Histoire
Ma mère m'a souvent expliqué mon histoire car elle a toujours voulu que je sache qui j'étais. Je connais d'ailleurs pas mal d'anecdotes entre elle et mon père, mais je n'aurais pas assez de ma fiche pour vous les raconter. Et puis, nous sommes ici pour parler de moi, non? Même si avant, je dois tout de même vous parler de son histoire et de son couple au moins un peu.
D'origine américaine, elle a été adoptée vers l'âge de deux ans par une famille française qui lui a permis de vivre une enfance paisible, à l'abri du besoin. Il est vrai que ses parents adoptifs gagnaient plutôt bien leur vie, mais incapables d'avoir des enfants malgré beaucoup d'amour à donner, ils s'étaient naturellement tournés vers l'adoption. Ma mère a toujours sû qu'elle avait été adoptée, et n'a jamais vraiment cherché à rencontrer ses vrais parents. Elle savait qu'ils étaient jeunes et encore aux études quand elle était arrivée dans leur vie, et ils n'avaient pas eu le coeur d'avorter, sachant que tant de couples sont prêt à accueillir un enfant sous leur toit et leur apporter tout ce dont ils ont besoin pour s'épanouir. Et elle leur en est reconnaissante pour ce geste, même si dans son coeur, ses vrais parents sont ceux qui l'ont élevés. Connaissant sa ville d'origine, Cambridge, vers l'âge de dix-sept ans, elle a décidé de s'y rendre pour un échange inter-famille : voulant plus que tout apprendre l'anglais, elle a été placée dans une famille américaine résidant dans cette ville, alors qu'un de leur fils, Nolan, lui, partait pour Paris, ville où résidait la jeune femme. Pendant un an où elle vécu au sein de cette famille, elle lia quelques affinités avec Julian, le frère jumeau de Nolan. Et au fur et à mesure du temps qui passait, bien qu'elle avait tenté d'y renoncer plus d'une fois, ils avaient finis par se mettre en couple. Un an plus tard, à l'âge de dix-huit ans, deux semaines avant son retour en France, elle apprends qu'elle est enceinte. Désemparée, elle hésite d'en parler à Julian, de peur qu'il la délaisse en apprenant la nouvelle. Mais d'un autre coté, se sachant enceinte, elle n'a pas vraiment envie de rentrer en France. Elle voulait aussi que son enfant connaisse son père. Prise entre deux feux, elle décide de rester, et annoncera la nouvelle à son compagnon. Ce dernier, désemparé au départ, fini par accepter la nouvelle et commence à créer avec elle des projets d'avenir. Il sait que, du haut de ses dix-neuf ans, élever un enfant ne sera pas simple, mais il n'est pas du genre de ceux qui laissent tomber leur compagne en apprenant qu'elle porte leur enfant. Lui veux l'assumer, même si au départ, il n'était pas prévu. Eh oui, je suis ce qu'on appelle, un accident. Et ça aussi, maman me l'a expliqué. En rajoutant que j'étais sans doute le meilleur accident qui lui soit jamais arrivé.

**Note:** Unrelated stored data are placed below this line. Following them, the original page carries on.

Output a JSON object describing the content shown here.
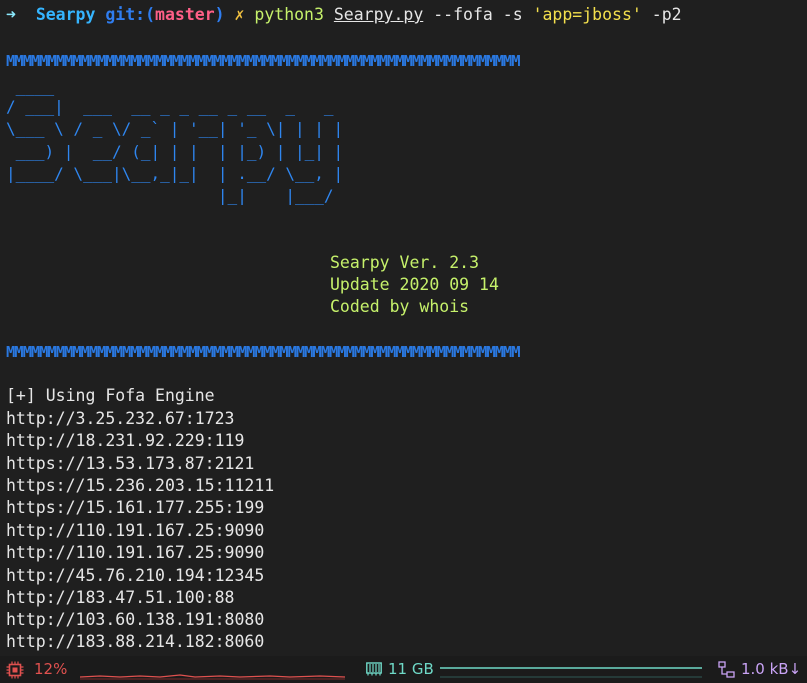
{
  "prompt": {
    "arrow": "➜",
    "directory": "Searpy",
    "git_label": "git:(",
    "branch": "master",
    "git_close": ")",
    "dirty_mark": "✗",
    "command": "python3",
    "file": "Searpy.py",
    "args_before": "--fofa -s",
    "string_arg": "'app=jboss'",
    "args_after": "-p2"
  },
  "separator": "MMMMMMMMMMMMMMMMMMMMMMMMMMMMMMMMMMMMMMMMMMMMMMMMMMMMMMMMMMMMMM",
  "ascii_art": [
    " ____",
    "/ ___|  ___  __ _ _ __ _ __  _   _",
    "\\___ \\ / _ \\/ _` | '__| '_ \\| | | |",
    " ___) |  __/ (_| | |  | |_) | |_| |",
    "|____/ \\___|\\__,_|_|  | .__/ \\__, |",
    "                      |_|    |___/"
  ],
  "banner": {
    "version": "Searpy Ver. 2.3",
    "update": "Update 2020 09 14",
    "author": "Coded by whois"
  },
  "output": {
    "engine_line": "[+] Using Fofa Engine",
    "results": [
      "http://3.25.232.67:1723",
      "http://18.231.92.229:119",
      "https://13.53.173.87:2121",
      "https://15.236.203.15:11211",
      "https://15.161.177.255:199",
      "http://110.191.167.25:9090",
      "http://110.191.167.25:9090",
      "http://45.76.210.194:12345",
      "http://183.47.51.100:88",
      "http://103.60.138.191:8080",
      "http://183.88.214.182:8060"
    ]
  },
  "statusbar": {
    "cpu_icon": "cpu-chip-icon",
    "cpu": "12%",
    "mem_icon": "memory-icon",
    "memory": "11 GB",
    "net_icon": "network-icon",
    "network": "1.0 kB↓",
    "colors": {
      "cpu": "#e0514f",
      "memory": "#6fd9c7",
      "network": "#c9a3f5"
    }
  }
}
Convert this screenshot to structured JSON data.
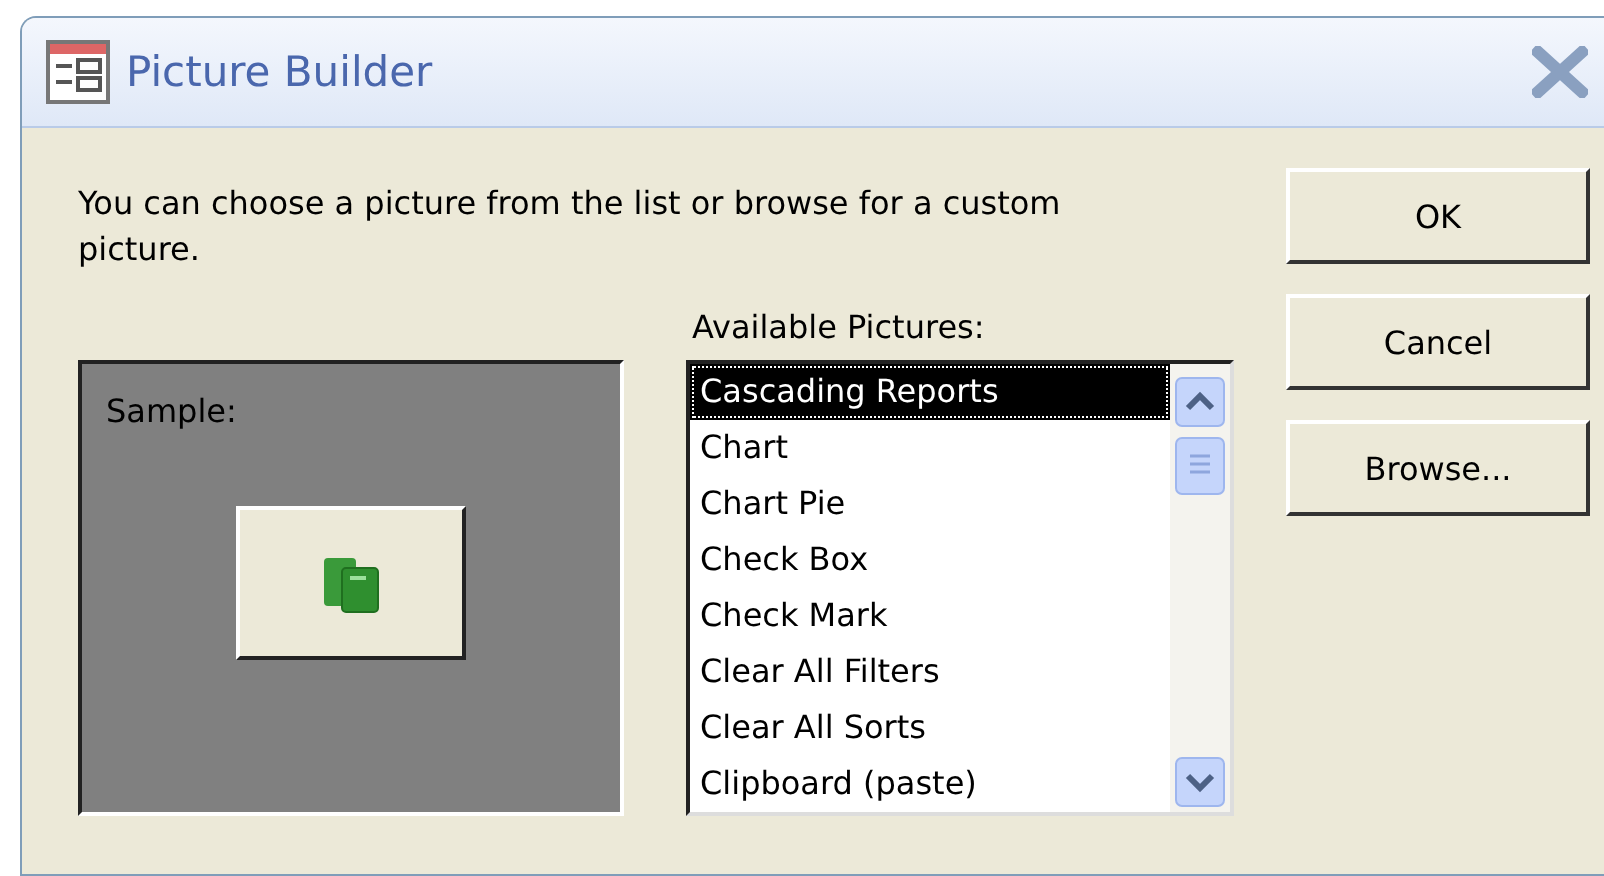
{
  "window": {
    "title": "Picture Builder"
  },
  "description": "You can choose a picture from the list or browse for a custom picture.",
  "sample": {
    "label": "Sample:"
  },
  "list": {
    "label": "Available Pictures:",
    "items": [
      {
        "text": "Cascading Reports",
        "selected": true
      },
      {
        "text": "Chart",
        "selected": false
      },
      {
        "text": "Chart Pie",
        "selected": false
      },
      {
        "text": "Check Box",
        "selected": false
      },
      {
        "text": "Check Mark",
        "selected": false
      },
      {
        "text": "Clear All Filters",
        "selected": false
      },
      {
        "text": "Clear All Sorts",
        "selected": false
      },
      {
        "text": "Clipboard (paste)",
        "selected": false
      }
    ]
  },
  "buttons": [
    "OK",
    "Cancel",
    "Browse..."
  ]
}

Dans sa jeunesse, elle avait pour habitude d'écrire un journal intime, dans lequel elle rédigeait tout ce qu'elle avait sur le coeur. Et c'est tout naturellement qu'elle avait écrit quelques lignes sur l'annonce de sa grossesse et sur les craintes qu'elle avait éprouvées de l'annoncer à Julian, et sur son soulagement de ses promesses d'élever ensemble leur enfant. Malheureusement, le destin en avait décidé autrement, à croire qu'une vie parfaite telle qu'on se l'imagine ne peut pas exister. Elle était tout juste enceinte de trois semaines quand Julian fut victime d'un accident de la route qui lui coûta la vie. L'annonce de la nouvelle l'avait immanquablement effondrée, elle et Nolan qui lui aussi perdait une partie de lui-même. Pendant un mois entier, ma mère resta en dépression, Nolan lui, essaya de remonter la pente plus rapidement et de l'aider elle aussi, dès lors, ils se rapprochèrent beaucoup. Nolan était le portrait craché de Julian, et immanquablement, lorsqu'elle le voyait, elle repensait à mon père. Et Nolan, lui, n'était pas insensible à elle. Si bien que de fil en aiguilles, ils passèrent à l'acte tout les deux. Ma mère était très mal de tromper mon père avec son propre frère, mais pourtant, elle resta en couple avec lui. Et lui fit croire, dès que son ventre commença à s'arrondir, qu'elle était enceinte de lui. Nolan était aux anges.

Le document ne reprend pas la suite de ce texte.